Pendant ce temps : dans la fenêtre de béryllium, monter l’impulsion électrique à 10 000 ampères. L’envoyer le long de l’axe de la lentille, pour qu’elle chauffe le lithium à la limite de la fusion.
Puis diriger les protons vers l’anneau de stockage magnétique. Les laisser s’accumuler à la place des antiprotons.
Porter le champ magnétique à 150 000 gauss.

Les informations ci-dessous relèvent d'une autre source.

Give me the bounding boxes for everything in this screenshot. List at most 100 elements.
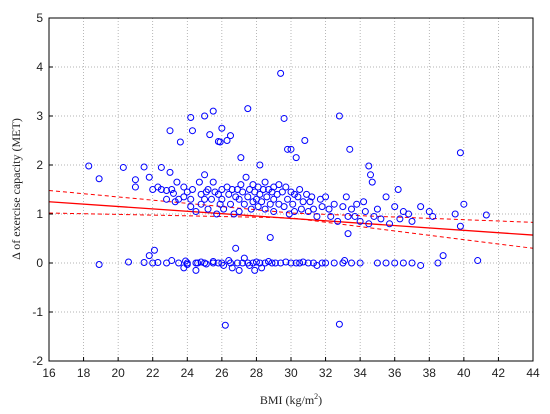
data-point: [270, 208, 278, 216]
data-point: [237, 154, 245, 162]
data-point: [225, 190, 233, 198]
x-tick-label: 16: [42, 366, 56, 380]
data-point: [180, 193, 188, 201]
data-point: [425, 208, 433, 216]
data-point: [301, 137, 309, 144]
x-tick-label: 18: [77, 366, 91, 380]
x-tick-label: 44: [526, 366, 540, 380]
data-point: [268, 259, 276, 267]
data-point: [223, 137, 231, 144]
data-point: [309, 205, 317, 213]
data-point: [365, 162, 373, 170]
data-point: [261, 259, 269, 267]
data-point: [482, 211, 490, 219]
data-point: [95, 175, 103, 183]
data-point: [228, 186, 236, 193]
data-point: [235, 266, 243, 274]
data-point: [382, 259, 390, 267]
data-point: [163, 195, 171, 203]
data-point: [220, 205, 228, 213]
data-point: [175, 259, 183, 267]
data-point: [368, 178, 376, 186]
y-tick-label: -1: [32, 305, 43, 319]
data-point: [353, 200, 361, 208]
data-point: [256, 190, 264, 198]
data-point: [335, 320, 343, 328]
data-point: [313, 212, 321, 220]
data-point: [218, 124, 226, 132]
data-point: [259, 186, 267, 193]
data-point: [294, 193, 302, 201]
data-point: [237, 181, 245, 189]
data-point: [460, 200, 468, 208]
data-point: [180, 183, 188, 191]
x-tick-label: 24: [181, 366, 195, 380]
data-point: [188, 127, 196, 135]
data-point: [154, 183, 162, 191]
data-point: [308, 193, 316, 201]
data-point: [346, 145, 354, 153]
data-point: [282, 183, 290, 191]
data-point: [232, 244, 240, 252]
x-tick-label: 26: [215, 366, 229, 380]
data-point: [145, 252, 153, 260]
data-point: [187, 203, 195, 211]
data-point: [282, 258, 290, 266]
data-point: [330, 200, 338, 208]
data-point: [290, 190, 298, 198]
data-point: [169, 189, 177, 197]
data-point: [204, 186, 212, 193]
data-point: [197, 200, 205, 208]
y-tick-label: 2: [36, 158, 43, 172]
data-point: [322, 259, 330, 267]
data-point: [342, 193, 350, 201]
data-point: [284, 145, 292, 153]
data-point: [183, 260, 191, 268]
y-axis-title: Δ of exercise capacity (MET): [9, 118, 23, 260]
data-point: [252, 258, 260, 266]
data-point: [202, 260, 210, 268]
x-tick-label: 38: [423, 366, 437, 380]
data-point: [299, 258, 307, 266]
data-point: [386, 220, 394, 228]
y-tick-label: 4: [36, 60, 43, 74]
data-point: [289, 200, 297, 208]
data-point: [261, 205, 269, 213]
data-point: [240, 254, 248, 262]
data-point: [292, 259, 300, 267]
data-point: [227, 200, 234, 208]
data-point: [216, 200, 224, 208]
data-point: [209, 107, 217, 115]
data-point: [195, 178, 203, 186]
data-point: [149, 259, 157, 267]
y-tick-label: 0: [36, 256, 43, 270]
data-point: [325, 205, 333, 213]
data-point: [214, 190, 222, 198]
data-point: [284, 195, 292, 203]
data-point: [95, 260, 103, 268]
x-tick-label: 20: [111, 366, 125, 380]
data-point: [287, 145, 295, 153]
data-point: [356, 217, 364, 225]
data-point: [474, 257, 482, 265]
x-tick-label: 36: [388, 366, 402, 380]
data-point: [233, 259, 241, 267]
data-point: [318, 259, 326, 267]
data-point: [131, 176, 139, 184]
data-point: [339, 203, 347, 211]
data-point: [157, 186, 165, 193]
data-point: [434, 259, 442, 267]
data-point: [150, 246, 158, 254]
data-point: [256, 161, 264, 169]
data-point: [213, 210, 221, 218]
data-point: [373, 259, 381, 267]
data-point: [201, 195, 209, 203]
data-point: [254, 203, 262, 211]
data-point: [429, 212, 437, 220]
data-point: [335, 112, 343, 120]
data-point: [207, 195, 215, 203]
data-point: [173, 178, 181, 186]
data-point: [287, 259, 295, 267]
data-point: [228, 264, 236, 272]
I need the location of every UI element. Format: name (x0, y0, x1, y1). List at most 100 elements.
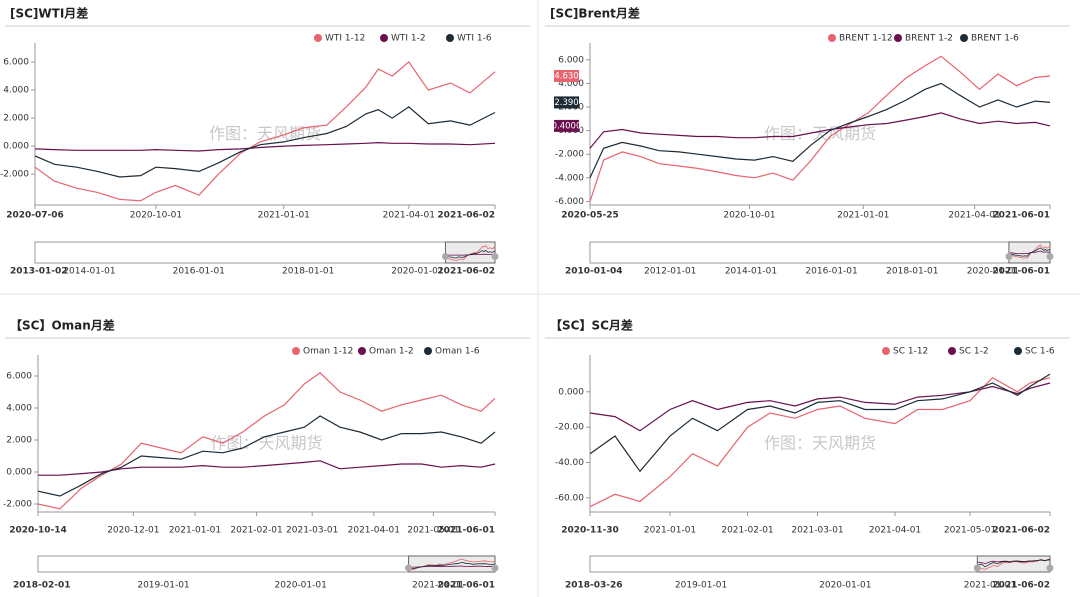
navigator-tick-label: 2021-06-01 (437, 581, 495, 591)
navigator-handle[interactable] (491, 253, 499, 260)
x-tick-label: 2020-10-14 (9, 526, 67, 536)
x-tick-label: 2020-05-25 (561, 211, 619, 221)
y-tick-label: 2.000 (3, 114, 29, 124)
chart-title: 【SC】Oman月差 (10, 318, 115, 333)
y-tick-label: -40.00 (555, 458, 584, 468)
end-label: 4.630 (554, 71, 578, 81)
navigator-handle[interactable] (973, 564, 981, 572)
watermark: 作图：天风期货 (764, 434, 876, 453)
x-tick-label: 2021-04-01 (348, 526, 400, 536)
series-line (589, 376, 1051, 508)
navigator-tick-label: 2020-01-01 (391, 267, 443, 277)
end-label-box (554, 69, 579, 82)
legend-label: BRENT 1-12 (839, 34, 893, 44)
series-line (589, 112, 1051, 149)
series-line (589, 382, 1051, 432)
y-tick-label: 2.000 (6, 436, 32, 446)
x-tick-label: 2021-01-01 (837, 211, 889, 221)
x-tick-label: 2021-05-01 (944, 526, 996, 536)
navigator-tick-label: 2018-03-26 (565, 581, 623, 591)
navigator-handle[interactable] (1046, 564, 1054, 572)
navigator-tick-label: 2021-06-02 (437, 267, 495, 277)
navigator-selection (976, 555, 1051, 573)
legend-marker (446, 34, 454, 42)
end-label: 0.4000 (552, 121, 582, 131)
y-tick-label: 4.000 (3, 86, 29, 96)
navigator-line (408, 561, 496, 570)
x-tick-label: 2020-12-01 (107, 526, 159, 536)
navigator-tick-label: 2020-01-01 (967, 267, 1019, 277)
series-line (589, 82, 1051, 179)
navigator-handle[interactable] (441, 253, 449, 260)
y-tick-label: 6.000 (558, 55, 584, 65)
chart-title: [SC]WTI月差 (10, 6, 88, 21)
x-tick-label: 2021-03-01 (791, 526, 843, 536)
series-line (34, 106, 496, 178)
x-tick-label: 2021-06-02 (992, 526, 1050, 536)
navigator-tick-label: 2021-06-01 (992, 267, 1050, 277)
navigator-tick-label: 2018-01-01 (282, 267, 334, 277)
y-tick-label: 4.000 (558, 79, 584, 89)
legend-label: SC 1-2 (959, 347, 989, 357)
x-tick-label: 2021-01-01 (169, 526, 221, 536)
navigator-frame (34, 241, 496, 264)
navigator-line (1008, 247, 1051, 259)
legend-marker (1014, 347, 1022, 355)
legend-label: SC 1-6 (1025, 347, 1055, 357)
navigator-handle[interactable] (1046, 253, 1054, 260)
legend-label: BRENT 1-2 (905, 34, 953, 44)
series-line (38, 460, 496, 476)
series-line (589, 373, 1051, 473)
legend-label: Oman 1-2 (369, 347, 414, 357)
navigator-tick-label: 2020-01-01 (819, 581, 871, 591)
x-tick-label: 2021-04-01 (948, 211, 1000, 221)
x-tick-label: 2021-01-01 (258, 211, 310, 221)
x-tick-label: 2021-01-01 (644, 526, 696, 536)
end-label: 2.390 (554, 98, 578, 108)
navigator-frame (589, 241, 1051, 264)
chart-title: [SC]Brent月差 (550, 6, 640, 21)
navigator-handle[interactable] (405, 564, 413, 572)
navigator-line (977, 558, 1051, 568)
y-tick-label: -60.00 (555, 493, 584, 503)
navigator-line (445, 244, 496, 261)
legend-label: WTI 1-6 (457, 34, 492, 44)
navigator-tick-label: 2013-01-02 (10, 267, 68, 277)
navigator-handle[interactable] (491, 564, 499, 572)
legend-marker (358, 347, 366, 355)
navigator-tick-label: 2019-01-01 (675, 581, 727, 591)
watermark: 作图：天风期货 (209, 124, 321, 143)
navigator-handle[interactable] (1005, 253, 1013, 260)
watermark: 作图：天风期货 (764, 124, 876, 143)
x-tick-label: 2021-04-01 (869, 526, 921, 536)
navigator-tick-label: 2020-01-01 (275, 581, 327, 591)
y-tick-label: -20.00 (555, 423, 584, 433)
series-line (37, 415, 496, 497)
x-tick-label: 2021-06-01 (437, 526, 495, 536)
legend-label: Oman 1-6 (435, 347, 480, 357)
x-tick-label: 2021-02-01 (721, 526, 773, 536)
navigator-tick-label: 2021-01-01 (412, 581, 464, 591)
navigator-tick-label: 2014-01-01 (725, 267, 777, 277)
series-line (37, 372, 496, 510)
x-tick-label: 2021-06-02 (437, 211, 495, 221)
x-tick-label: 2021-06-01 (992, 211, 1050, 221)
series-line (34, 141, 496, 152)
navigator-line (445, 249, 496, 259)
y-tick-label: 4.000 (6, 404, 32, 414)
legend-marker (960, 34, 968, 42)
navigator-tick-label: 2012-01-01 (644, 267, 696, 277)
navigator-tick-label: 2019-01-01 (137, 581, 189, 591)
chart-title: 【SC】SC月差 (550, 318, 633, 333)
y-tick-label: -6.000 (555, 197, 584, 207)
navigator-tick-label: 2021-06-02 (992, 581, 1050, 591)
legend-label: WTI 1-12 (325, 34, 365, 44)
legend-marker (828, 34, 836, 42)
y-tick-label: -2.000 (0, 170, 29, 180)
y-tick-label: 6.000 (3, 58, 29, 68)
navigator-tick-label: 2010-01-04 (565, 267, 623, 277)
y-tick-label: 0.000 (6, 468, 32, 478)
legend-marker (424, 347, 432, 355)
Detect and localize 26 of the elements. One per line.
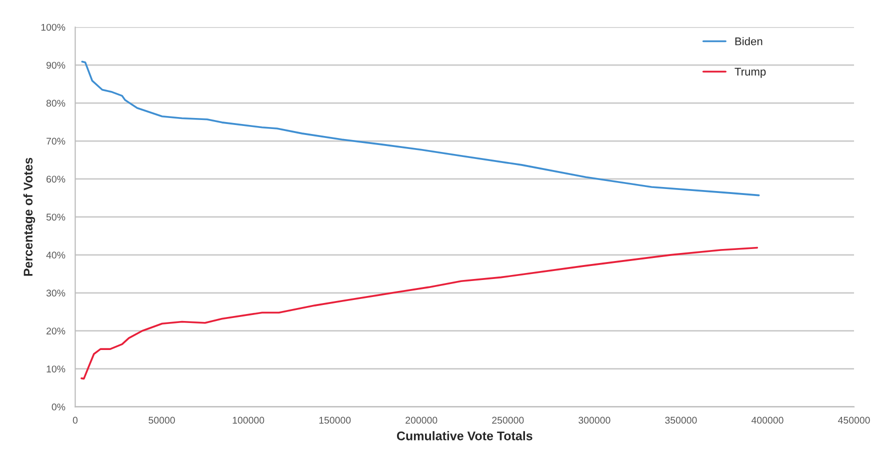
y-tick-label: 0% (52, 404, 66, 410)
x-tick-label: 300000 (578, 416, 610, 424)
x-tick-label: 50000 (148, 416, 175, 424)
y-tick-label: 90% (46, 62, 66, 69)
x-tick-label: 150000 (319, 416, 351, 424)
x-tick-label: 350000 (665, 416, 697, 424)
y-tick-label: 100% (41, 24, 66, 31)
x-tick-label: 100000 (232, 416, 264, 424)
y-tick-label: 70% (46, 138, 66, 145)
x-tick-label: 450000 (838, 416, 870, 424)
legend-label: Biden (735, 37, 762, 46)
y-tick-label: 50% (46, 214, 66, 221)
line-series (80, 246, 758, 380)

Le faisceau de protons ainsi émis par la lentille, lorsqu’il entrera en contact avec les antiprotons satellisés dans le Bouclier, provoquera sa rupture par résonance, tandis que l’inversion de trajectoire matière/antimatière évitera le danger d’explosion.
Léo Pictone,
ton vieux camarade des bancs de la fac à Ferville, où tu lui as chipé sa fiancée Amanda Kazall. Si tu réussis l’opération ci-dessus, je te pardonne, je te bénis et je t’embrasse.
– C’est destiné au professeur Henry Baxter, de l’Académie des sciences comme moi.
J’abaisse la feuille de bloc-notes et je fixe l’ours, un peu sceptique. Il ajoute que je n’ai plus qu’à apprendre par cœur la recette et les références du chagrin d’amour confirmant sa provenance.
– Et ça suffira à le convaincre ?
– Ne t’inquiète pas : il sait pourquoi il faut détruire le Bouclier. Ton rôle se borne à lui dire comment.
– Nous arrivons, annonce Lily Noctis.